Soy is in the legume family, and in its most commonly consumed form it contains estrogen activation factors. For this reason, many health practitioners recommend avoiding it or limiting consumption due to its potential cancer connection. For this reason, soy extracts and fermented soy products are often used in both clinical studies and clinical practice. These types of soy can provide health benefits without potentially activating estrogen.
Kochujang, a Korean fermented red pepper plus soybean paste, improves glucose homeostasis in 90% pancreatectomized diabetic rats. Kwon DY, Hong SM, Ahn IS, Kim YS, Shin DW, Park S. Nutrition. 2009 Jul-Aug;25(7-8):790-9.
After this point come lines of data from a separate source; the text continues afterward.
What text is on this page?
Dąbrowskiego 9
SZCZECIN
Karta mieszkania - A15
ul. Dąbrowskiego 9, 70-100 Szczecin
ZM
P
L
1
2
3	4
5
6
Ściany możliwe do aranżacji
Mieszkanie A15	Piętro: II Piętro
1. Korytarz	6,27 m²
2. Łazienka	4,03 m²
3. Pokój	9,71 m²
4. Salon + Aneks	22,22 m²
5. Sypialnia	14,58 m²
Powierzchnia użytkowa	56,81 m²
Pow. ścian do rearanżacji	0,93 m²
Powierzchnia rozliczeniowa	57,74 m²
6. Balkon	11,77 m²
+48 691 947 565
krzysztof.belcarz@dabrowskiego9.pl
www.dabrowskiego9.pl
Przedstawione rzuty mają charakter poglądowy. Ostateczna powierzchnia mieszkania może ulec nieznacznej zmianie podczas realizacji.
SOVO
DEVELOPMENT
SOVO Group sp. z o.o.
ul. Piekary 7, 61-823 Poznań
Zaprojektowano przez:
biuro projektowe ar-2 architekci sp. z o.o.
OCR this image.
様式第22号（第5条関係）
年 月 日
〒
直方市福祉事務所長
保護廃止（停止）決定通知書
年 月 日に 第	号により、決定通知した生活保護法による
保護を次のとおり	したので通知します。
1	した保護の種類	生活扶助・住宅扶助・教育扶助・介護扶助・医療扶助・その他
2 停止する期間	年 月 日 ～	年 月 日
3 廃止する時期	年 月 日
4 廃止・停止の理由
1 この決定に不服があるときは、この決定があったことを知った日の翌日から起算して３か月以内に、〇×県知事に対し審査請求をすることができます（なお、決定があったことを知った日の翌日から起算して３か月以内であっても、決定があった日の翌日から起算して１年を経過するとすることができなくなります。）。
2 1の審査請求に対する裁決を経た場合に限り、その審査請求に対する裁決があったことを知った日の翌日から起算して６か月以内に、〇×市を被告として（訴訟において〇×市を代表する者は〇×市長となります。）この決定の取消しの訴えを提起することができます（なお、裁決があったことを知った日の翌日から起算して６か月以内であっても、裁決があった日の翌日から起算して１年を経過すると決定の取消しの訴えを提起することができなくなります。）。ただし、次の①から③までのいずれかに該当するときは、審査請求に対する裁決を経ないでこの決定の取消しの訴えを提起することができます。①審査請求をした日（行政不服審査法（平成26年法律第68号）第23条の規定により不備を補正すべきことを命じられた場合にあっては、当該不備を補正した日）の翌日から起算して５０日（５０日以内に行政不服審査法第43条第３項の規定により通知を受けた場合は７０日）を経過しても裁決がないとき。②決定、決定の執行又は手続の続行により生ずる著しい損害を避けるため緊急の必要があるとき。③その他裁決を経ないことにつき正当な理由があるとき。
Key Finding: Kochujuan, the fermented product of red pepper, and soybeans have been reported to modulate energy and glucose metabolism. “The combination of red pepper and fermented soybeans in kochujang improves glucose homeostasis by reducing insulin resistance.”*
Effects of fermented soy milk on the liver lipids under oxidative stress. Lin CY, Tsai ZY, Cheng IC, Lin SH. World J Gastroenterol. 2005 Dec 14;11(46):7355-8.
Key Finding: “Consumption of fermented soy milk was positive in lowering total cholesterol and triglyceride accumulation in the liver under CCI(4)-induced oxidative stress.”
Hot flushes and other menopausal symptoms in relation to soy product intake in Japanese women. Nagata C, Shimizu H, Takami R, Hayashi M, Takeda N, Yasuda K. Climacteric. 1999 Mar;2(1):6-12.
Key Finding: “The data support a hypothesis that intake of fermented soy products alleviates the severity of hot flushes.”
*HHI in no way supports or endorses animal testing.